Below is an example of a target operating model where a capability is broken down into process, applications and data.  In this case, the people dimension is left out because it is quite simple: a single team performs all the payment processes. In other cases, this may be more complicated involving different roles and the requisite skills, et cetera.

Target Operating Model 

Figure 6: Target Operating Model 

 

5. Initiative formulation

Once the future state models have been decided, it’s easy to create a work package to implement each To-Be model. However, the risk is that a complicated network of dependencies is created and that a large number of overlapping work packages compete for the same resources (e.g. subject matter experts, IT operations staff). This increases the complexity and risk of your deliveries and raises costs and time-to-market.

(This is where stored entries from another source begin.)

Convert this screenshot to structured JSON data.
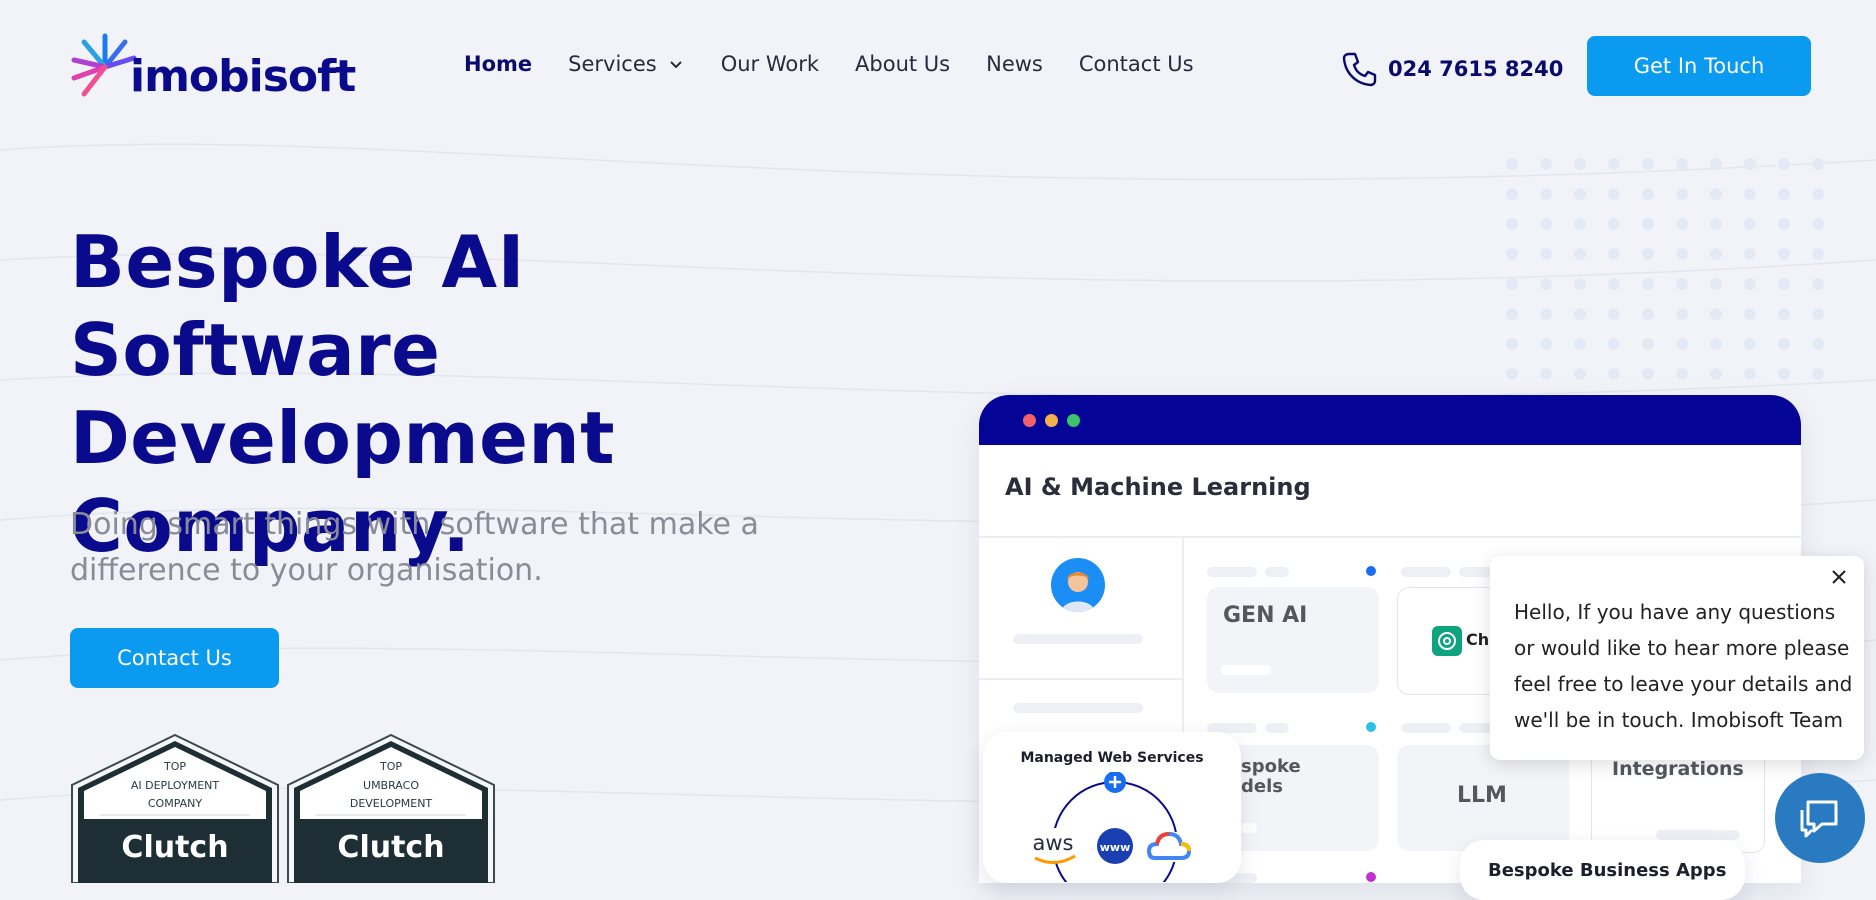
{
  "header": {
    "logo_text": "imobisoft",
    "nav": [
      {
        "label": "Home",
        "active": true
      },
      {
        "label": "Services",
        "has_dropdown": true
      },
      {
        "label": "Our Work"
      },
      {
        "label": "About Us"
      },
      {
        "label": "News"
      },
      {
        "label": "Contact Us"
      }
    ],
    "phone": "024 7615 8240",
    "cta_label": "Get In Touch"
  },
  "hero": {
    "title_lines": [
      "Bespoke AI Software",
      "Development",
      "Company."
    ],
    "subtitle_lines": [
      "Doing smart things with software that make a",
      "difference to your organisation."
    ],
    "button_label": "Contact Us"
  },
  "badges": [
    {
      "line1": "TOP",
      "line2": "AI DEPLOYMENT",
      "line3": "COMPANY",
      "brand": "Clutch"
    },
    {
      "line1": "TOP",
      "line2": "UMBRACO",
      "line3": "DEVELOPMENT",
      "brand": "Clutch"
    }
  ],
  "mockup": {
    "title": "AI & Machine Learning",
    "cards": {
      "gen_ai": "GEN AI",
      "chat": "Ch",
      "models": "spoke\ndels",
      "llm": "LLM",
      "integrations": "Integrations"
    },
    "managed_title": "Managed Web Services",
    "managed_aws": "aws",
    "managed_www": "www",
    "bespoke_title": "Bespoke Business Apps"
  },
  "chat": {
    "message": "Hello, If you have any questions or would like to hear more please feel free to leave your details and we'll be in touch. Imobisoft Team"
  },
  "colors": {
    "brand_navy": "#0a0a8c",
    "accent_blue": "#0a9af0",
    "window_bar": "#040497",
    "chat_bubble": "#2a7ac2"
  }
}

To mitigate this, you can re-structure your work packages to align with one or more business capabilities – allowing you to focus on changing only specific parts of the organization and minimizing the impacts on key resources. It also doesn’t matter if you’re using agile or waterfall methodologies because alignment to business capabilities improves the efficiency and effectiveness of your transformation.

6. Roadmap generation

The initiatives provide the means for delivering the capability improvements, and these two dimensions can be laid out against time on a roadmap. The roadmap below shows how the capabilities identified in the Gap Analysis and selected in Investment Allocation are then improved over time by work packages implementing capability increments. Please see “Modeling Capability Increments and Capability Instances to Support Roadmapping” for more information.

 

Capability-Based planning timeline 

 

Figure 7: Capability-Based planning timeline 

 

Conclusion

Using capabilities to do planning may seem daunting at first, but it gives you a common language across your organization – a language that remains the same year after year. You can use this language with all your stakeholders, from executives to implementers, and describe the end-to-end process from strategy to execution. Moreover, this analysis is already happening to some degree in every enterprise, and so it’s a case of introducing capabilities as a means to simplify the process and make it more effective.

Try the process we’ve described in this blog and let us know if you need any help. Good luck with getting tighter control over your transformation!